INTERVIEW : CHRISTIANE VOLLAIRE
DOSSIER
Christiane Vollaire a travaillé sur la notion de dégoût dans le cadre d’une recherche philoso-phique, en s’appuyant sur son expérience acquise durant dix ans en tant qu’infirmière. Elle nous livre sa réflexion.
L’INFIRMIÈRE MAGAZINE : Que représente le déchet pour un soignant ?
CHRISTIANE VOLLAIRE : Le déchet fait référence à ce que l’on jette et à ce qui doit être éloigné du patient, soit parce qu’il est inutile, soit parce qu’il est contaminant ou dangereux. Il symbolise aussi la trace du soin. Et, à ce titre, le déchet fait partie d’un cycle complet, d’une circulation communautaire établie, qui va du propre au sale, sans pour autant qu’il soit nécessairement dangereux. À l’hôpital, il existe un cadre institutionnel qui détermine le propre et le sale de manière très rigoureuse. Mais la question du sale s’applique à des objets et non à des personnes. On peut parler d’une dénotation du sale - une réalité dans l’existence - et d’une connotation du sale - ce à quoi il renvoie de manière culturelle, et alors discriminante.
L’I. M. : Quelles émotions suscite le déchet chez les soignants ?
C. V. : Le déchet génère deux types d’émotion. La première, c’est la peur. Les soignants apprennent à avoir peur de tout ce qui est contaminant et pathogène pour le patient. Cela fait partie intégrante de la formation infirmière. Cela génère des comportements et des automatismes qui restent parfois au-delà de la pratique professionnelle. Mais, plus largement, le monde dans lequel nous vivons est septique. Vouloir quelque chose d’antiseptique, c’est avoir peur de la réalité du monde. La seconde émotion que provoque le déchet, c’est le dégoût, par définition irraisonné. Or, au quotidien, le soignant est toujours amené à voir du pus, du sang, de l’urine… L’éducation soignante entre alors en conflit avec l’éducation que chacun reçoit. Si la première émotion, la peur, est avouable, le dégoût, lui, ne l’est pas. On demande même au soignant d’en faire abstraction quand il entre dans la chambre d’un patient. Il n’a pas la possibilité de s’exprimer sur ce sujet. Le dégoût est une émotion très régulièrement éprouvée, qui reste taboue. À mon sens, il devrait exister des réunions d’équipe permettant à chaque soignant d’en rendre compte. Le dégout ne serait ainsi pas inconsciemment imputé à la personne des patients, comme cela est trop souvent le cas.
L’I. M. : L’odorat est une notion subjective qui relève de l’intime. Comment agir collectivement ?
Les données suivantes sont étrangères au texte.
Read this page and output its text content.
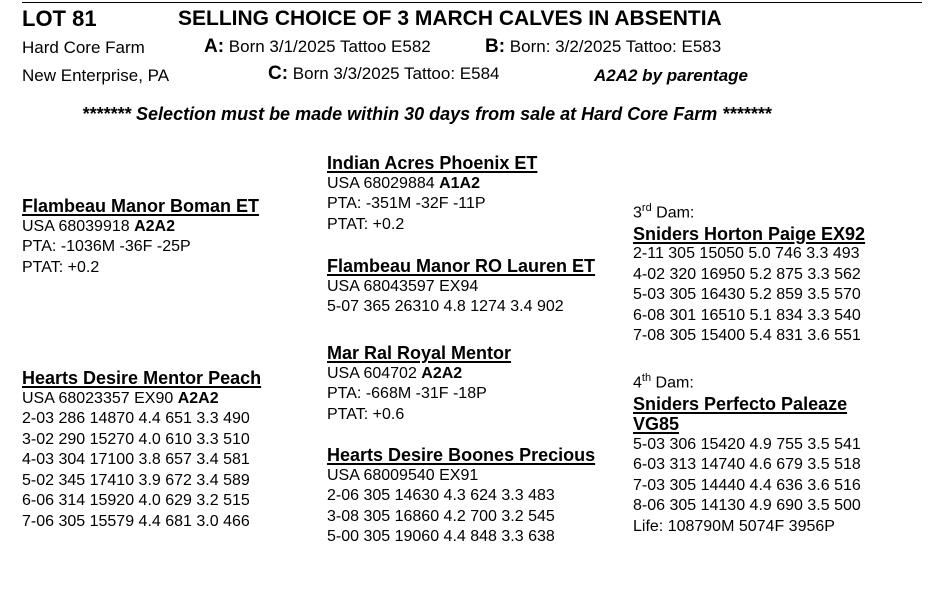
LOT 81	SELLING CHOICE OF 3 MARCH CALVES IN ABSENTIA
Hard Core Farm	A: Born 3/1/2025 Tattoo E582	B: Born: 3/2/2025 Tattoo: E583
New Enterprise, PA	C: Born 3/3/2025 Tattoo: E584	A2A2 by parentage
******* Selection must be made within 30 days from sale at Hard Core Farm *******
Flambeau Manor Boman ET
USA 68039918 A2A2
PTA: -1036M -36F -25P
PTAT: +0.2
Hearts Desire Mentor Peach
USA 68023357 EX90 A2A2
2-03 286 14870 4.4 651 3.3 490
3-02 290 15270 4.0 610 3.3 510
4-03 304 17100 3.8 657 3.4 581
5-02 345 17410 3.9 672 3.4 589
6-06 314 15920 4.0 629 3.2 515
7-06 305 15579 4.4 681 3.0 466
Indian Acres Phoenix ET
USA 68029884 A1A2
PTA: -351M -32F -11P
PTAT: +0.2
Flambeau Manor RO Lauren ET
USA 68043597 EX94
5-07 365 26310 4.8 1274 3.4 902
Mar Ral Royal Mentor
USA 604702 A2A2
PTA: -668M -31F -18P
PTAT: +0.6
Hearts Desire Boones Precious
USA 68009540 EX91
2-06 305 14630 4.3 624 3.3 483
3-08 305 16860 4.2 700 3.2 545
5-00 305 19060 4.4 848 3.3 638
3rd Dam:
Sniders Horton Paige EX92
2-11 305 15050 5.0 746 3.3 493
4-02 320 16950 5.2 875 3.3 562
5-03 305 16430 5.2 859 3.5 570
6-08 301 16510 5.1 834 3.3 540
7-08 305 15400 5.4 831 3.6 551
4th Dam:
Sniders Perfecto Paleaze
VG85
5-03 306 15420 4.9 755 3.5 541
6-03 313 14740 4.6 679 3.5 518
7-03 305 14440 4.4 636 3.6 516
8-06 305 14130 4.9 690 3.5 500
Life: 108790M 5074F 3956P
C. V. : L’odorat est en effet un sens très particulier. Il n’est pas possible de le maîtriser ni de le mettre en œuvre. Il est par ailleurs directement lié à la vie et à ses plaisirs. Il nous conditionne depuis l’enfance, fait remonter des choses très précises et très lointaines dans le temps. Dans leur travail, les professionnels de santé portent des masques dans de nombreuses tâches quotidiennes. Cela répond à trois impératifs : ne pas contaminer le patient, en particulier s’il est en état de grande fragilité, ne pas contaminer le soignant, et en dernier lieu, ne pas sentir l’odeur. Le masque apporte une sensation partielle d’isolation. C’est une illusion nécessaire qui permet de se sentir protégé mais il ne peut tout occulter. Là encore, on demande au soignant non pas seulement de surmonter son dégoût, mais de le nier en en abolissant l’origine.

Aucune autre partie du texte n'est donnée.